With respect to reportability, the SEER Manual mentions 'tumor' and 'neoplasm,' but not 'mass' or 'lesion.' The SEER MP/H Manual states tumor, mass, lesion and neoplasm are equivalent terms for determining multiple primaries, but does this apply to reportability? If not, what is the distinction?

Will histology code 8050 [papillary carcinoma, NOS] be used for cases diagnosed 2007 and later? The MP/H Rule H4 for urinary primaries states to code papillary carcinoma to code 8130, but Rule M6 includes tumors coded to 8050.

The IARC publication Pathology and Genetics of Tumours of the Urinary System and Male Genital Organs uses code 8130 only for papillary carcinoma.

While we recognize the Heme DB has been the correct source for histology coding for heme and lymphoid neoplasms dating back to 2010, the ICD-O-3.2 Implementation Guidelines appear to provide incorrect coding instructions. Histologies 9670/3, 9728/3, 9729/3 and 9836/3 are listed in Table 3 - Deleted ICD-O codes in ICD-O-3.2.

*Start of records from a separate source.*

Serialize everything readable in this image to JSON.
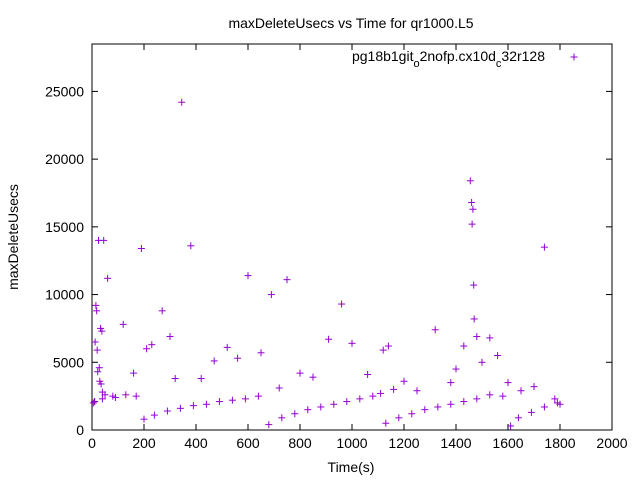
{
  "chart_data": {
    "type": "scatter",
    "title": "maxDeleteUsecs vs Time for qr1000.L5",
    "xlabel": "Time(s)",
    "ylabel": "maxDeleteUsecs",
    "xlim": [
      0,
      2000
    ],
    "ylim": [
      0,
      28500
    ],
    "xticks": [
      0,
      200,
      400,
      600,
      800,
      1000,
      1200,
      1400,
      1600,
      1800,
      2000
    ],
    "yticks": [
      0,
      5000,
      10000,
      15000,
      20000,
      25000
    ],
    "xtick_labels": [
      "0",
      "200",
      "400",
      "600",
      "800",
      "1000",
      "1200",
      "1400",
      "1600",
      "1800",
      "2000"
    ],
    "ytick_labels": [
      "0",
      "5000",
      "10000",
      "15000",
      "20000",
      "25000"
    ],
    "grid": false,
    "legend_position": "top-right",
    "marker": "+",
    "color": "#9400d3",
    "series": [
      {
        "name": "pg18b1git_o2nofp.cx10d_c32r128",
        "name_parts": [
          {
            "text": "pg18b1git",
            "sub": false
          },
          {
            "text": "o",
            "sub": true
          },
          {
            "text": "2nofp.cx10d",
            "sub": false
          },
          {
            "text": "c",
            "sub": true
          },
          {
            "text": "32r128",
            "sub": false
          }
        ],
        "x": [
          5,
          10,
          12,
          15,
          18,
          20,
          22,
          25,
          28,
          30,
          33,
          35,
          38,
          40,
          45,
          50,
          60,
          80,
          120,
          160,
          190,
          210,
          230,
          270,
          300,
          320,
          345,
          380,
          420,
          470,
          520,
          560,
          600,
          650,
          690,
          720,
          750,
          800,
          850,
          910,
          960,
          1000,
          1060,
          1120,
          1140,
          1160,
          1200,
          1250,
          1320,
          1380,
          1400,
          1430,
          1455,
          1460,
          1462,
          1465,
          1468,
          1470,
          1480,
          1500,
          1530,
          1560,
          1600,
          1650,
          1700,
          1740,
          1780,
          1800,
          10,
          40,
          90,
          130,
          170,
          200,
          240,
          290,
          340,
          390,
          440,
          490,
          540,
          590,
          640,
          680,
          730,
          780,
          830,
          880,
          930,
          980,
          1030,
          1080,
          1110,
          1130,
          1180,
          1230,
          1280,
          1330,
          1380,
          1430,
          1480,
          1530,
          1580,
          1610,
          1640,
          1690,
          1740,
          1790
        ],
        "y": [
          2000,
          2100,
          6500,
          9200,
          8800,
          5900,
          4300,
          14000,
          4600,
          3600,
          7500,
          3400,
          7300,
          2800,
          14000,
          2600,
          11200,
          2500,
          7800,
          4200,
          13400,
          6000,
          6300,
          8800,
          6900,
          3800,
          24200,
          13600,
          3800,
          5100,
          6100,
          5300,
          11400,
          5700,
          10000,
          3100,
          11100,
          4200,
          3900,
          6700,
          9300,
          6400,
          4100,
          5900,
          6200,
          3000,
          3600,
          2900,
          7400,
          3500,
          4500,
          6200,
          18400,
          16800,
          15200,
          16300,
          10700,
          8200,
          6900,
          5000,
          6800,
          5500,
          3500,
          2900,
          3200,
          13500,
          2300,
          1900,
          2100,
          2300,
          2400,
          2600,
          2500,
          800,
          1100,
          1400,
          1600,
          1800,
          1900,
          2100,
          2200,
          2300,
          2500,
          400,
          900,
          1200,
          1500,
          1700,
          1900,
          2100,
          2300,
          2500,
          2700,
          500,
          900,
          1200,
          1500,
          1700,
          1900,
          2100,
          2300,
          2600,
          2500,
          300,
          900,
          1300,
          1700,
          2000
        ]
      }
    ]
  }
}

While we recognize these histologies have been included in this Table because they have now been deleted, it is unclear whether the Comments regarding their use listed in the 4th column of the Table is correct. For each of these histologies, the comment states the histology listed in the 1st column (ICD-O-3/3.1) should be used prior to 2021. For example, for histology 9670/3, the comment states: Cases diagnosed prior to 1/1/2021 use code 9670/3. Cases diagnosed 1/1/2021 forward use code 9823/3. However, each of these histology codes have been obsolete for cases diagnosed 1/1/2010 and later. If registrars were following the Heme DB and Heme Manual instructions (the appropriate coding source for these neoplasms), these histologies would not have been used in a decade.

Should the Comments column in Table 3 be updated? Or should a Note follow the Table indicating registrars should not use these histology codes for cases diagnosed after 1/1/2010, and these histology codes have been deleted for cases diagnosed 1/1/2021? It seems misleading to indicate any of these are valid histology codes for a 2010-2020 diagnosis when the Heme DB confirms these histology codes only apply to cases diagnosed prior to 2010.

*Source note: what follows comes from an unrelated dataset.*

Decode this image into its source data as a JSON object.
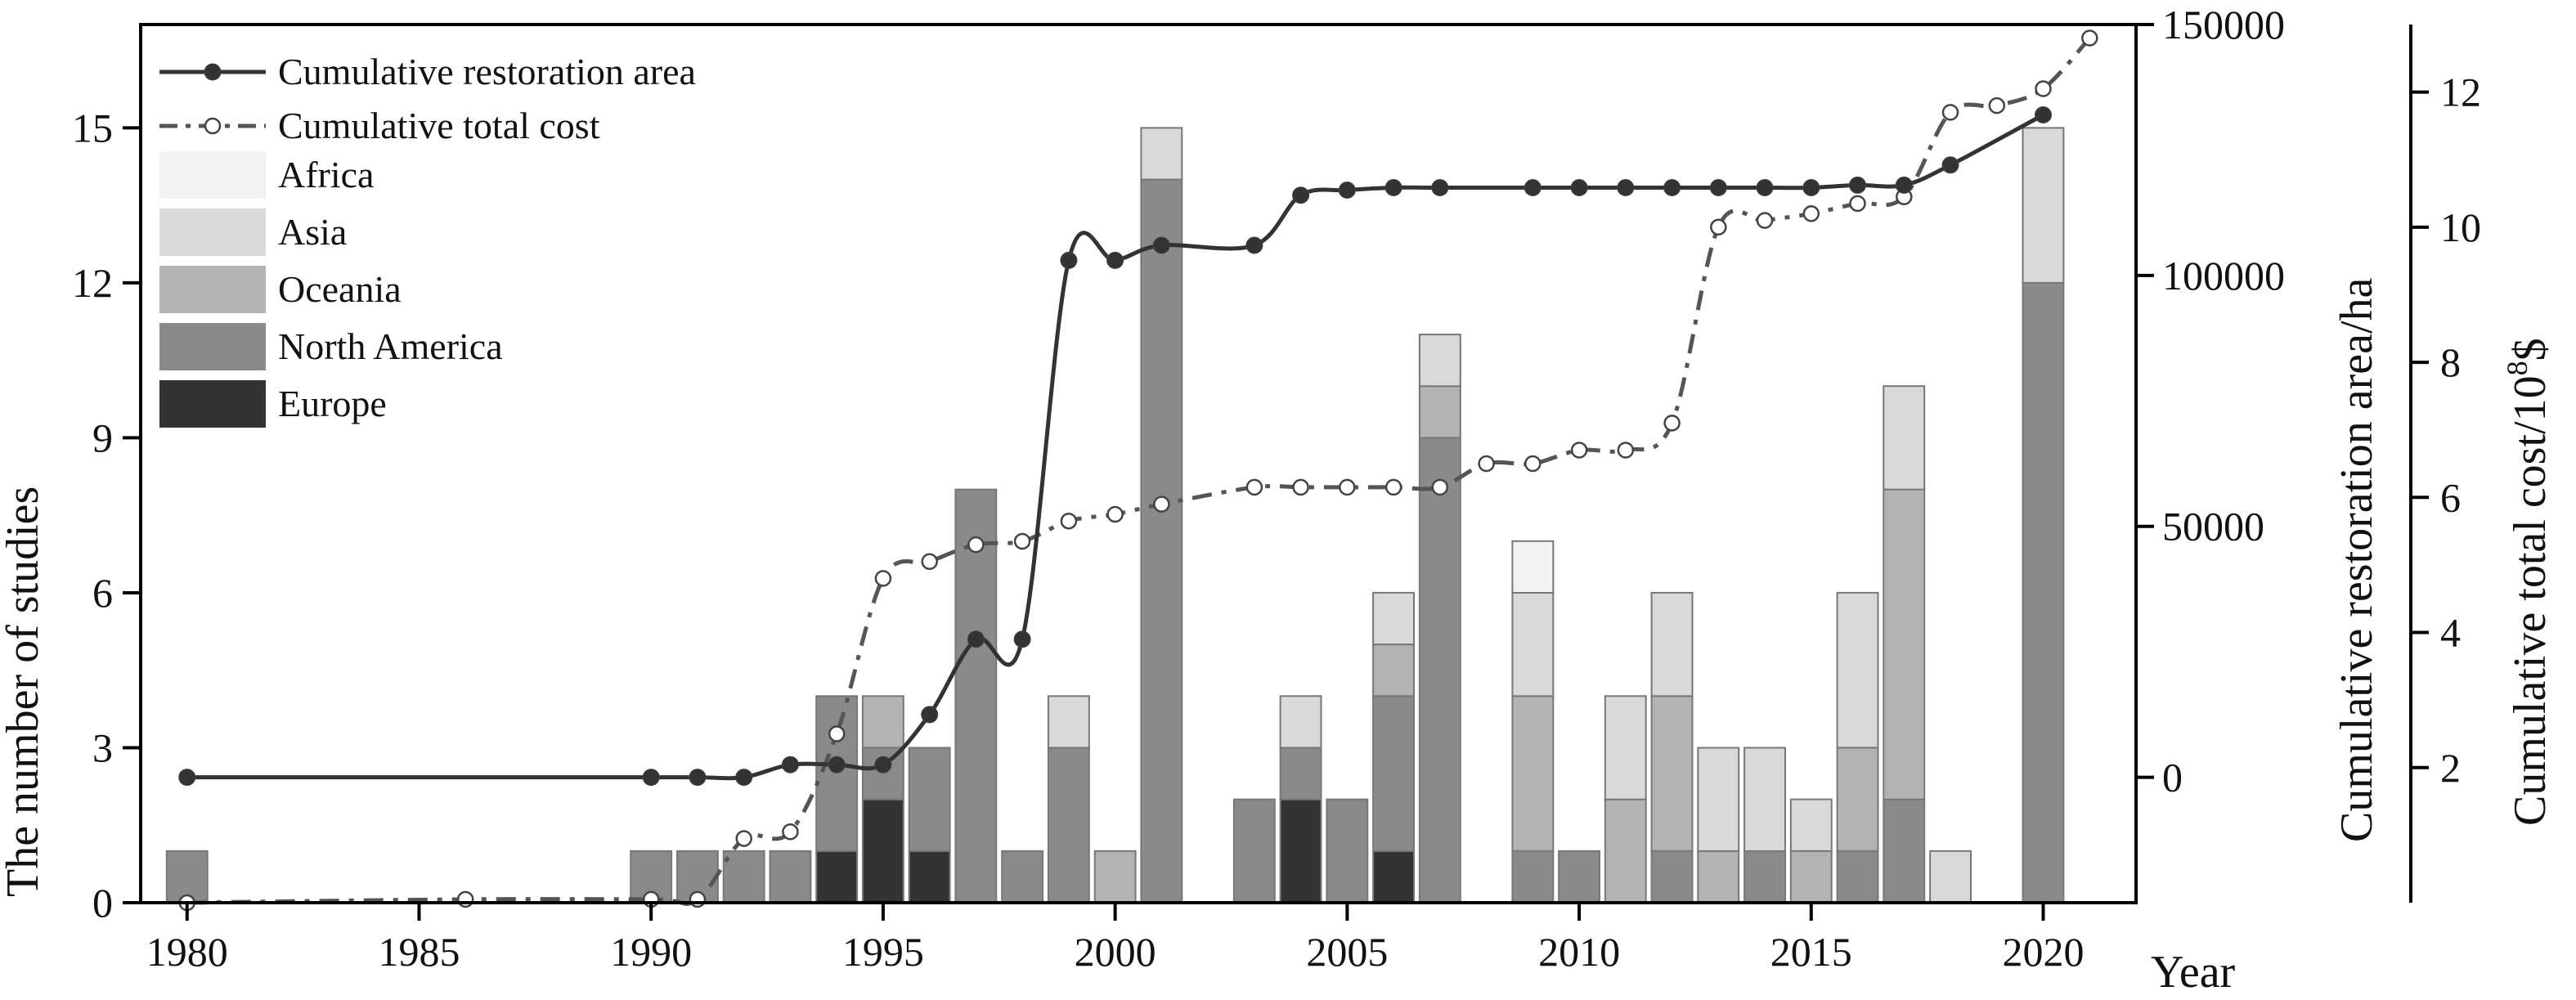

While we recognize that paragangliomas originate in the parasympathetic or sympathetic nervous system, these are endocrine tumors and endocrine glands/structures are not included in ICD-O site code C479 (Autonomic nervous system). Endocrine tumors of the paraganglia have their own site codes (C75_) per the ICD-O. Additionally, the ICD-O-3.2 provides specific sites for most of the paragangliomas included in Table 9. Per the ICD-O-3.2, carotid body paraganglioma is C754, and middle ear paraganglioma, glomus jugulare tumor, jugulotympanic paraganglioma, and paraganglioma (NOS) are C755.

Why are paragangliomas not coded to the paraganglia sites (C75_) provided in the ICD-O? Should these sites be added to the Head & Neck schema for the specific paragangliomas arising in the head and neck? Obtaining consistency in coding primary site for these tumors will be difficult if registrars use the ICD-O provided site codes instead of the primary site statement preceding Table 9. Additionally, as most registrars may use the ICD-O provided site code, the Head and Neck schema in the Solid Tumor Rules would not apply, the Other Sites schema would apply to sites C754 and C755.

While SEER*Rx does indicate infliximab should be coded as biological response modifier (BRM)/Immunotherapy, the manufacturer website for this medication indicates it is given for: Crohn’s disease, ulcerative colitis, rheumatoid arthritis, psoriatic arthritis, ankylosing spondylitis, and plaque psoriasis. In addition, SEER*Rx does not indicate which primary sites this treatment may be given for. If it is indeed cancer directed treatment, can the typical primary sites be added for clarity?

Case example: Patient is diagnosed with colorectal cancer and also has an existing diagnosis of Crohn’s disease; received surgery and FOLFOX6, as well as infliximab. There was no statement of what disease the infliximab was given to treat.